Marjorie Taylor Greene, the former Republican representative from Georgia who has recently distanced herself from Trump, was blunt in a message posted on X. "On Orthodox Easter, President Trump attacked the Pope because the Pope is rightly against Trump's war in Iran and then he posted this picture of himself as if he is replacing Jesus. This comes after last week's post of his evil tirade on Easter and then threatening to kill an entire civilization."
Taylor Greene added: "It's more than blasphemy. It's an Antichrist spirit."
Commentator Candace Owens, a conspiracy theorist and longtime Trump supporter, has distanced herself from the president over the conflict with the Iranian regime.
After conservative commentator Graham Allen and author David J. Harris Jr. posted a nearly identical message on X, stating that they did not believe "the president intended to depict himself as Jesus," Owens responded by stating "their ideas are whatever the highest bidder wants their ideas to be," adding that this was called "political prostitution."

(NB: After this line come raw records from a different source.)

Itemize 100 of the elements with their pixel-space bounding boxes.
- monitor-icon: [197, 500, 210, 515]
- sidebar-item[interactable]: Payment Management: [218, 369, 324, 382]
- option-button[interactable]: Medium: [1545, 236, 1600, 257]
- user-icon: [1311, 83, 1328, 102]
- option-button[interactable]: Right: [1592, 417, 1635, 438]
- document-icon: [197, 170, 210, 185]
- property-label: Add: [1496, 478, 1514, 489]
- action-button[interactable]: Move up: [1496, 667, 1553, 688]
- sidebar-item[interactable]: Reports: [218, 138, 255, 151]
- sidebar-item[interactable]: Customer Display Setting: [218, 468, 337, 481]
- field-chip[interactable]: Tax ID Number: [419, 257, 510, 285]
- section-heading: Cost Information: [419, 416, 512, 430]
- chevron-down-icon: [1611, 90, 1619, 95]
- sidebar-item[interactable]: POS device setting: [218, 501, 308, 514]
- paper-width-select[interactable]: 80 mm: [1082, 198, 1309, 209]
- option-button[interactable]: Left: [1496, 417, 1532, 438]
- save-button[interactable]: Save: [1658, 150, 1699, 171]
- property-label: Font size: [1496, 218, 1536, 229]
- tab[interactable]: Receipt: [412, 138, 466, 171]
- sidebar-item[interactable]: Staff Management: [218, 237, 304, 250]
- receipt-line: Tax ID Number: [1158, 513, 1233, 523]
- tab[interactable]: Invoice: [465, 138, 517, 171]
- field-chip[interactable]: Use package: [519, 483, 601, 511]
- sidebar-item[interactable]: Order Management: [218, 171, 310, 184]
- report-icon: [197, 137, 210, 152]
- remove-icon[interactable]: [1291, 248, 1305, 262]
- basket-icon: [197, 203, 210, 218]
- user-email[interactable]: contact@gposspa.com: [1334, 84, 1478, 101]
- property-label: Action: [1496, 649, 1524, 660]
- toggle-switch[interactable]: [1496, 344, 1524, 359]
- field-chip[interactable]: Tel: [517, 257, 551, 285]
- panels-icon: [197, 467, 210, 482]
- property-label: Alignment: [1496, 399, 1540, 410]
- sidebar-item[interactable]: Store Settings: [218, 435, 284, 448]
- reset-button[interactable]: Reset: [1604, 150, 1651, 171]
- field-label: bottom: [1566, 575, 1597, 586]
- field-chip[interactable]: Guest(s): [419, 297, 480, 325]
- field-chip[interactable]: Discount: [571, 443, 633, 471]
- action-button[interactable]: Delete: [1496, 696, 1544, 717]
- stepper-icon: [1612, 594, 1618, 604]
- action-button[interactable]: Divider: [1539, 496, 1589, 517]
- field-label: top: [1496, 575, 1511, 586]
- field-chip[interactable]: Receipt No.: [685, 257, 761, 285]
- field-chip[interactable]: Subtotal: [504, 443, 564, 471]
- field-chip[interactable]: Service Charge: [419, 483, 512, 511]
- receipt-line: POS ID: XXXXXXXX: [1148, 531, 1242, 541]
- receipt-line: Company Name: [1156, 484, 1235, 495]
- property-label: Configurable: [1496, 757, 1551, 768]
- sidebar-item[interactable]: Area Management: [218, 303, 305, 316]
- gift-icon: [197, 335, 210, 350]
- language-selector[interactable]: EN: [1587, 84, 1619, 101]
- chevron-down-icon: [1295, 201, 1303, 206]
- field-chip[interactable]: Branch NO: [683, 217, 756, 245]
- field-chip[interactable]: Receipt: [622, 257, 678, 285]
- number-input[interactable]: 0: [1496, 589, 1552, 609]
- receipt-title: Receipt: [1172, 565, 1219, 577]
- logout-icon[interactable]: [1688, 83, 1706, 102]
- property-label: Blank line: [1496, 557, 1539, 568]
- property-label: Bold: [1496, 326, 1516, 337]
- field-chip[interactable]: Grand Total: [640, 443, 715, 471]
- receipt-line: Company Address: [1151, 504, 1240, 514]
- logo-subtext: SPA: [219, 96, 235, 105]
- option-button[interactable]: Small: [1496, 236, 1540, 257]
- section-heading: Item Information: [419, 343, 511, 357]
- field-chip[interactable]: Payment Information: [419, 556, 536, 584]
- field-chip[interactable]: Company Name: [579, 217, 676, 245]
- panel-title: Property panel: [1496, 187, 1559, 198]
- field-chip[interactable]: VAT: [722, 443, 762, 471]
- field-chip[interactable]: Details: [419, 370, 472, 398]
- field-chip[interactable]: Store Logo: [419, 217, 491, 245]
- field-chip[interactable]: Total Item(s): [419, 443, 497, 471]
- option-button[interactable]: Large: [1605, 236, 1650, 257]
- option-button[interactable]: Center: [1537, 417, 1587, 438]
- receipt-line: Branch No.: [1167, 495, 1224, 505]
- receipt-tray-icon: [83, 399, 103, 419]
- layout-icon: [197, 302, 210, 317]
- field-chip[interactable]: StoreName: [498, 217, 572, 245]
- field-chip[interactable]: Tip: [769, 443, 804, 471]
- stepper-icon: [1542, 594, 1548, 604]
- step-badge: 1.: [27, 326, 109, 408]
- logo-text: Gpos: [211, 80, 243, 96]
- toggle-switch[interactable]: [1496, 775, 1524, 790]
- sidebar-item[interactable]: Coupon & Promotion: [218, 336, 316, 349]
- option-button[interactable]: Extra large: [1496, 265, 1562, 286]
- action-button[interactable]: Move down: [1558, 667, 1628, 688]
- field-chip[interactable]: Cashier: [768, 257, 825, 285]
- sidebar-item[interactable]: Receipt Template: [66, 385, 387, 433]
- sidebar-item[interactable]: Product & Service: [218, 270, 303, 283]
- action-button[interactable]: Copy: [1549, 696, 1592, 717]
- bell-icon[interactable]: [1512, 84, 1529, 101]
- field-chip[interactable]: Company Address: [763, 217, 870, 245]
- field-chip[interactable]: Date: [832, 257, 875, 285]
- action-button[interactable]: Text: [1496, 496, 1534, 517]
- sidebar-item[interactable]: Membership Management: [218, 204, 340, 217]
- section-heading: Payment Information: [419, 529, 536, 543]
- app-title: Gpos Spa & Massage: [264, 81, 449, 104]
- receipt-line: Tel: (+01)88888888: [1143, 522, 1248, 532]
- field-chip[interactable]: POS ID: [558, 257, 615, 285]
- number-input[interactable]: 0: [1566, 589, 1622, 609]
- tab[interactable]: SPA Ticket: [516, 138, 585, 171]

Megan Basham, author of the book "Shepherds for Sale" and culture reporter for the conservative outlet The Daily Wire, posted Monday on X: "I don’t know if the President thought he was being funny or if he is under the influence of some substance or what possible explanation he could have for this OUTRAGEOUS blasphemy."
"But he needs to take this down immediately and ask for forgiveness from the American people and then from God," she added.
Controversial English right-wing commentator Milo Yiannopoulos also reacted to the image of the president in X: "Oh hell no. We tolerated this kind of meme against our better judgment because he promised to save America and only when it was clear he didn’t actually think he was the Messiah. Why do I feel like Paula White did this to him, and to us? Pray for his soul. Pray for us all."